I am in a tricky situation and advice from friends and family doesn't seem to be working so here goes…

 

I was seeing my partner around Christmas time a few years ago and we parted ways after a few months. He rekindled a relationship with his ex, they have a *son together. There were no hard feelings, I respected him for trying to keep a family unit together. I saw him last year and we instantly fell back into our old ways and starting spending time together. We did not sleep with each other, just spent time with each other as I was reluctant to resume a relationship with him being as it didn't work last time. We ended up seeing a lot more of each other and became a couple of sorts. He told me he loved me and I couldn't say it back at the time as I was a bit taken aback - *I take a while to fall in love as I've been messed around plenty in the past and don't rush into things. Anyway, we laughed about it and we became a lot closer. I realised a few weeks later that i did infact love him. We were together one evening and ended up having a few cross words over something silly, I did tell him I loved him that evening. The week following he became distant and didn't seem too fussed at seeing me. Its now been a fortnight and I've not seen him. I spoke with him on the phone a week ago and all seemed normal and we were having a laugh with each other. He called me a few days ago and left me a voicemail basically saying hi, returning your call etc. He said 'hope you're well" at the end and asked me to call him back. I tried calling him back and have not heard anything.

 

One would assume the relationship is over but like a fool I am in love - darn it! I miss him terribly and really what to sort things out but I know the best thing i can do is leave it to him to return my call if he wants to.

 

This guy can play games and has gone for a few days ignoring me as I had said something that offended him without my realising. At the time, I did explain that I don't' respond well to that and if he is upset he should just say so.

 

My problem is, half of my friends are telling me to forget him (mainly the single ones) and the other half are telling me to tell him how I feel, in a letter or email. I do want him to know how I feel and that I do love him but almost feel its too late? At the start he chased me and refused to give up - almost as if he has caught his prey and is bored now!

 

He spoke of having children with me and plans for the future - which towards the end I loved speaking about. We had been together for 7 months.

 

I'm normally quite a strong person and don't get too involved in the emotional side of things but I miss him and really want to be back with him. Is it worth trying or should I wait it out, if its meant to be it will be??

Posted

How long ago did he and the ex end things before the two of you got together? That will tell you a lot about where he is right now emotionally, and how cautious you need to be.

  • Author
Posted

They had been separated just under a year when I started seeing him again.

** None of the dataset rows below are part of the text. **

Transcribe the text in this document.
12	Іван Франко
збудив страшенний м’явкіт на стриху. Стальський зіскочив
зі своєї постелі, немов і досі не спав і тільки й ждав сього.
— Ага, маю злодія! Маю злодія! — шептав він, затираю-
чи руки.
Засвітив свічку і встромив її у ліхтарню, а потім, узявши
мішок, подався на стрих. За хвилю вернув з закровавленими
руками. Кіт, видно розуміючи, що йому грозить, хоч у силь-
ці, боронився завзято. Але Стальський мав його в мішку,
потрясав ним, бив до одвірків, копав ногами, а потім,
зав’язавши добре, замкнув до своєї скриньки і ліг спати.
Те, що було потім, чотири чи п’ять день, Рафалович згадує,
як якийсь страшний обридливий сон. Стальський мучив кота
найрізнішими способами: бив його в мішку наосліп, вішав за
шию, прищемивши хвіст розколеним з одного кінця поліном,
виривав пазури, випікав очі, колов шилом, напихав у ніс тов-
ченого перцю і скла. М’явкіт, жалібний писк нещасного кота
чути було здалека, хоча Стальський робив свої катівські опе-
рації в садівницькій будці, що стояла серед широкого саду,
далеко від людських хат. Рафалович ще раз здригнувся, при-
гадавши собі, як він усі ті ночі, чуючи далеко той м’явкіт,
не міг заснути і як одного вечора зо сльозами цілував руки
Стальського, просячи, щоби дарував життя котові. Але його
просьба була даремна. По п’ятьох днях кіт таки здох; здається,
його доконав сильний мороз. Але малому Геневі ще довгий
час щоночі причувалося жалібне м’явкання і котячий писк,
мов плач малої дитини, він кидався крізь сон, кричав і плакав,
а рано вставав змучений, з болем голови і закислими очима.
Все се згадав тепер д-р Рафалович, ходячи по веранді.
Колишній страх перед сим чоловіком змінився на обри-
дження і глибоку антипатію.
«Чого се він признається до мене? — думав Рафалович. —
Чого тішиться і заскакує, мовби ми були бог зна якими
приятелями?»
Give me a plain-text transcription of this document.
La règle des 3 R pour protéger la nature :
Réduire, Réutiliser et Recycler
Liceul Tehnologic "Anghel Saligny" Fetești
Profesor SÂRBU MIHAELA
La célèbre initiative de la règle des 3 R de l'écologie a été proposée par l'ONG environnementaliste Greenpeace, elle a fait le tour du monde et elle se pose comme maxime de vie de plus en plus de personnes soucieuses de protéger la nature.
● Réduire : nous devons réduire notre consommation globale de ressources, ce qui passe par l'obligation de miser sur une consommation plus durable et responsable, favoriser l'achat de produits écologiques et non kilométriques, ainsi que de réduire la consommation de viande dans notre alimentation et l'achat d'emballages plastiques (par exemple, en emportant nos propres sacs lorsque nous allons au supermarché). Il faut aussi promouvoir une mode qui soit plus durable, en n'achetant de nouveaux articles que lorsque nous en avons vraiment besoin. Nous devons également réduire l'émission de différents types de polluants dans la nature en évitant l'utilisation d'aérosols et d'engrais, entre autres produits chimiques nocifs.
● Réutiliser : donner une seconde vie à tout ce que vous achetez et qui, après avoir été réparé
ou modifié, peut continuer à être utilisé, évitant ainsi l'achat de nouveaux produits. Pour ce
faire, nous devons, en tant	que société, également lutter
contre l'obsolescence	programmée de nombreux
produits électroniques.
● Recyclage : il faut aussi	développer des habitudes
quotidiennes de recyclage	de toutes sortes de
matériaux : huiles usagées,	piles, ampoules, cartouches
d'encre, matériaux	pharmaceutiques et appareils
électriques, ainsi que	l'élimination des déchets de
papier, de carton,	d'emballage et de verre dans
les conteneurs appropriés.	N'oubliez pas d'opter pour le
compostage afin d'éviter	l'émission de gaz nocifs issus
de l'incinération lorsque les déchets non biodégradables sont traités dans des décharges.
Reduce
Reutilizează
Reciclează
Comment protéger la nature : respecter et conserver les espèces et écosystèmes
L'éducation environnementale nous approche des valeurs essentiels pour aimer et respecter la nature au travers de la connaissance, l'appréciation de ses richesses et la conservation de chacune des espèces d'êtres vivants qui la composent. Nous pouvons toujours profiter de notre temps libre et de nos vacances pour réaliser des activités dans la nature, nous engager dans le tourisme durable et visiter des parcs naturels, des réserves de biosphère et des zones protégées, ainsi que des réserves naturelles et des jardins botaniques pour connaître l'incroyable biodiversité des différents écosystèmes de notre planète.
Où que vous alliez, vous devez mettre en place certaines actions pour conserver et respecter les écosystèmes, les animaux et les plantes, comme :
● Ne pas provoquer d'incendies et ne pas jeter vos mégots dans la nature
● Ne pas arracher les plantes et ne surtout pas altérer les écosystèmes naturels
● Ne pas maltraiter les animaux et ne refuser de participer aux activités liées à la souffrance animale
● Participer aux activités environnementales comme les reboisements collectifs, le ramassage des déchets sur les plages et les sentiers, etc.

When he went back, he only stayed a month or so. She has since met someone else too.

Posted

That last tidbit is a bit telling. Does he bring up the ex often? Just to err on the side of caution this could be one of those "I'll move on first" games rather than feelings truly coming from where they need to come from.

 

What would he need to do in order to win your trust?

  • Author
Posted

They have an up and down relationship, but they share 50/50 custody of their son so I do hear about her at times but I wouldn't say he speaks about her often. If he has, it's been in relation to their child. I know she had met someone else and is living with him as he had picked their child up from my partners home before.

  • Author
Posted

I do trust him, I couldn't be with him if I didn't. I felt like I was ready to fully commit to the relationship properly and let go of my own insecurities. I just want him in my life. I don't understand the lack of communication with me these past few weeks. If this is his way of ending things, it's awful!!!